I want to preserve all attributes and their values that were in the element from before, EXCEPT empty values.

Here’s the latest thing I’ve tried:

private static void CleanUpXElements(XDocument doc)
{
    foreach (XElement childElement in
        from x in doc.DescendantNodes().OfType<XElement>()
        where x.Value == string.Empty
        select x)
    {
        childElement.ReplaceWith(new XElement(childElement.Name.LocalName, childElement.Attributes()));
    };
}

However, when I use this approach, I get a Null Exception when the child element in question gets replaced this way.

Is there a way I can do this without throwing a Null Reference Exception? I see the element change to a self closing tag, but then the Null Exception happens.

>Solution :

I think your problem may be that you are modifying the document’s element tree while iterating through it, causing the iterator to throw an exception when it tries to proceed past the modification.

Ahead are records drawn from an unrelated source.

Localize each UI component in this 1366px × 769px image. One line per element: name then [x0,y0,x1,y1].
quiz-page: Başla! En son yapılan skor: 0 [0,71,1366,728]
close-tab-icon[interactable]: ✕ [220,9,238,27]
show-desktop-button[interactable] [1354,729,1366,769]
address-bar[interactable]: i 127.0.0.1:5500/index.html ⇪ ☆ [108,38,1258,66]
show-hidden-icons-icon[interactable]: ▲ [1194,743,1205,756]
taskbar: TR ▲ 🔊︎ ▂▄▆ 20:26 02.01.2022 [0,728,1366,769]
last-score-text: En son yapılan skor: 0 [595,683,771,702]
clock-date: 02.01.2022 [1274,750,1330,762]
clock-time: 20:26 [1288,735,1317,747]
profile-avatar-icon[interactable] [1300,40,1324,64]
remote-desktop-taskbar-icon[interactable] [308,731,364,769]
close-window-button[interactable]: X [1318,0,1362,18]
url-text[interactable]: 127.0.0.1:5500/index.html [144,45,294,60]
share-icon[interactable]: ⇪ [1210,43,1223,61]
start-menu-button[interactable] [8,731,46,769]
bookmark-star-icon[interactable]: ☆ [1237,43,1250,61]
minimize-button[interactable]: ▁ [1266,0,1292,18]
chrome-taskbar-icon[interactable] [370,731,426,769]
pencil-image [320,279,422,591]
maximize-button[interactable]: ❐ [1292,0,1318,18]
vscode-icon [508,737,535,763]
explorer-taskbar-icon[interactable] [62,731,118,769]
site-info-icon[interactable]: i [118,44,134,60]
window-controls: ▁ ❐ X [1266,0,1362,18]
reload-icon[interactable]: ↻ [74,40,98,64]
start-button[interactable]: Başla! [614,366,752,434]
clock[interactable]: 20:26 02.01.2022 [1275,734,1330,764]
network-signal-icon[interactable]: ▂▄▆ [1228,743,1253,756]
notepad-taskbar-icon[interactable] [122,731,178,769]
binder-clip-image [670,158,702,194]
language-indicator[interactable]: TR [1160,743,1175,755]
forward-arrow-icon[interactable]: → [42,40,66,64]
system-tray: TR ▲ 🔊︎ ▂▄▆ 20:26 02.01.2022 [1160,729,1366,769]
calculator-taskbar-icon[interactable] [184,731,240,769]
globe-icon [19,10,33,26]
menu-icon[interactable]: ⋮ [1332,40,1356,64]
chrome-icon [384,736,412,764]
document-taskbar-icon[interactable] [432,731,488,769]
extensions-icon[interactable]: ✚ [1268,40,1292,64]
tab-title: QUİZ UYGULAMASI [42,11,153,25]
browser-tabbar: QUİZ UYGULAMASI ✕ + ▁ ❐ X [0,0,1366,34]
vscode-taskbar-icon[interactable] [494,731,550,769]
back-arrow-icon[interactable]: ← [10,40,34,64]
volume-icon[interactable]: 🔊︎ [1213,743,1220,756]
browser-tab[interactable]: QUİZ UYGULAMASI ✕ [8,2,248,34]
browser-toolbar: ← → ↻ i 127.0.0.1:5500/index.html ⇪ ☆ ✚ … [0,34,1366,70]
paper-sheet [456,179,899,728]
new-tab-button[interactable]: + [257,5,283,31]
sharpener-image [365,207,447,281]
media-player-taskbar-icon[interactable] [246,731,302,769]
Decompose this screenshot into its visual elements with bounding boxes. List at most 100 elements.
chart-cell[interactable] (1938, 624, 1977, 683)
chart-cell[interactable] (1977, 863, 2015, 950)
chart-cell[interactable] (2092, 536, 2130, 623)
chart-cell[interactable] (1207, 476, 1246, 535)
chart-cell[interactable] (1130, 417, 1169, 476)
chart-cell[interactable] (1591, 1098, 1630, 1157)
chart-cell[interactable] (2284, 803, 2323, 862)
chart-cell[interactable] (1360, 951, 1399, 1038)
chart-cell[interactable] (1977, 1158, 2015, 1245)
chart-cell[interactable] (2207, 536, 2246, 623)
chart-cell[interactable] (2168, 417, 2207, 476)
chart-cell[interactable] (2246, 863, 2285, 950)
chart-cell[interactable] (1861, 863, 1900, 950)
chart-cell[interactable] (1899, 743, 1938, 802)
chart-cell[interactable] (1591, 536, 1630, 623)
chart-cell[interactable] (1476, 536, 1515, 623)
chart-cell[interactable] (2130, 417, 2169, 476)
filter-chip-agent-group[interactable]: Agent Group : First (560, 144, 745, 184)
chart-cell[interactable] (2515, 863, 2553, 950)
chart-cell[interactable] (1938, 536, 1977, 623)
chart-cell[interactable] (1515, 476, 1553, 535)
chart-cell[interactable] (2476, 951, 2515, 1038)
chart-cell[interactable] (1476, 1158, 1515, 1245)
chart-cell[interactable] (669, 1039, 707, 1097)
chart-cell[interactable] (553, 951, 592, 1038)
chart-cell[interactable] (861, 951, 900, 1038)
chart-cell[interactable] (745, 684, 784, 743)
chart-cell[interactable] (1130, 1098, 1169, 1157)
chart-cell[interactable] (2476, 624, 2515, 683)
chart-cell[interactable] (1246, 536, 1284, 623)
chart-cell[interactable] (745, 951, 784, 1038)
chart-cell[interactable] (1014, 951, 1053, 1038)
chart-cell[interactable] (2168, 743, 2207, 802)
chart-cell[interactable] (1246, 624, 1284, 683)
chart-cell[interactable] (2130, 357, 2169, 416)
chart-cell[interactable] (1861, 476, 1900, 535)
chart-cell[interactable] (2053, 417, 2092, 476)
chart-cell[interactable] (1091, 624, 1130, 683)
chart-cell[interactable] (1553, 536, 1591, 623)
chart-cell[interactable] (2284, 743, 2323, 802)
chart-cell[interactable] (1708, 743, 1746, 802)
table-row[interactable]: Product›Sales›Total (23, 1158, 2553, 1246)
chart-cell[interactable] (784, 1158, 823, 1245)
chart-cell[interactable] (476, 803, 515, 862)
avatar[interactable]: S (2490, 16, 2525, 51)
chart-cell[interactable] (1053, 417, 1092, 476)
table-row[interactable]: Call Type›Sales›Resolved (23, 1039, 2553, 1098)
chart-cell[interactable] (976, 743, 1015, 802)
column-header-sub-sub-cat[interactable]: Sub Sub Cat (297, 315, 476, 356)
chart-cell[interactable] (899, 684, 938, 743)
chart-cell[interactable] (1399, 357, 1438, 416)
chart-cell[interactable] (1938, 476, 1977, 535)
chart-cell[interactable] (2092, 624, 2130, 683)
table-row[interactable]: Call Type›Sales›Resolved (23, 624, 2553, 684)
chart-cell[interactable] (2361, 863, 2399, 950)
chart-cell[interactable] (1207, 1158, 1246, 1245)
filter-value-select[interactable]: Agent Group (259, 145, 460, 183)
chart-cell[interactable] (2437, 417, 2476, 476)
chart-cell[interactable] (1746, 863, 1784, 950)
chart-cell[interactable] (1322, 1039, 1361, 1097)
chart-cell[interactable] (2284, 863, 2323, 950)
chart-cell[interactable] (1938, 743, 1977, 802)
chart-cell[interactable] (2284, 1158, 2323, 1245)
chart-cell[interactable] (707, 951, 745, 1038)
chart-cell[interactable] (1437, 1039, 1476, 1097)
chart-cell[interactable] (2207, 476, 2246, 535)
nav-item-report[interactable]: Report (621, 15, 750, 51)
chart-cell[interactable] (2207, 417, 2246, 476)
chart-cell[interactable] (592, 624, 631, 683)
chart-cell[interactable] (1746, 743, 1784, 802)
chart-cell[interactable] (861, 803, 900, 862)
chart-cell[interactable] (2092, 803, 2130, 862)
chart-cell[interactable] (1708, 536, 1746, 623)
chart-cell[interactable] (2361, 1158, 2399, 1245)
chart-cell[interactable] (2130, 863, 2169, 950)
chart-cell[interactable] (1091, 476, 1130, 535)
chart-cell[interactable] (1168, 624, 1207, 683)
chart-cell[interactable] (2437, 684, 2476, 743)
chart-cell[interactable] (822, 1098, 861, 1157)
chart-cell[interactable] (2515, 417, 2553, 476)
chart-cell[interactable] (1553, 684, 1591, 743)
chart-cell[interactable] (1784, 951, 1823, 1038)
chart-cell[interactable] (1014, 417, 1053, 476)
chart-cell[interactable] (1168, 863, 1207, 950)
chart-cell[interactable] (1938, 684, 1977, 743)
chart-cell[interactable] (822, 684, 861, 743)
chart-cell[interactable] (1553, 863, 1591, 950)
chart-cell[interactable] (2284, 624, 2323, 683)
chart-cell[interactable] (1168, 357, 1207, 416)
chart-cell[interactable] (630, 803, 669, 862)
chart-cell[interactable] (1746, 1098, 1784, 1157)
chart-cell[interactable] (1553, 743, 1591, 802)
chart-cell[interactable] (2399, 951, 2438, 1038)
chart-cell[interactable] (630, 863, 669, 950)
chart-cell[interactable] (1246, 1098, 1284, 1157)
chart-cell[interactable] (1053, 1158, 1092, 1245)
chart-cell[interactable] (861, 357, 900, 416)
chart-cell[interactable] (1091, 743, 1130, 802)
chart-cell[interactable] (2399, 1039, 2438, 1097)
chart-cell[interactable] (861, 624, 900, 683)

As an alternative, you could iterate through the elements and, for every element that has no child elements and an empty value, completely remove all child nodes:

public static void CleanUpXElements(this XDocument doc)
{
    foreach (XElement childElement in
             from x in doc.Descendants()
             where !x.IsEmpty && !x.Elements().Any() && string.IsNullOrEmpty(x.Value)
             select x)
    {
        childElement.RemoveNodes();
    };
}

This avoids modifying the element tree while iterating through it and results in <GovtID id="1" />

Demo fiddle here.

Be aware that, as noted by kjhughes, the two empty element forms <GovtID id="1"></GovtID> and <GovtID id="1" /> are semantically identical. As such it should not be necessary to convert one form to the other, and any code that depends on the difference between them is likely broken.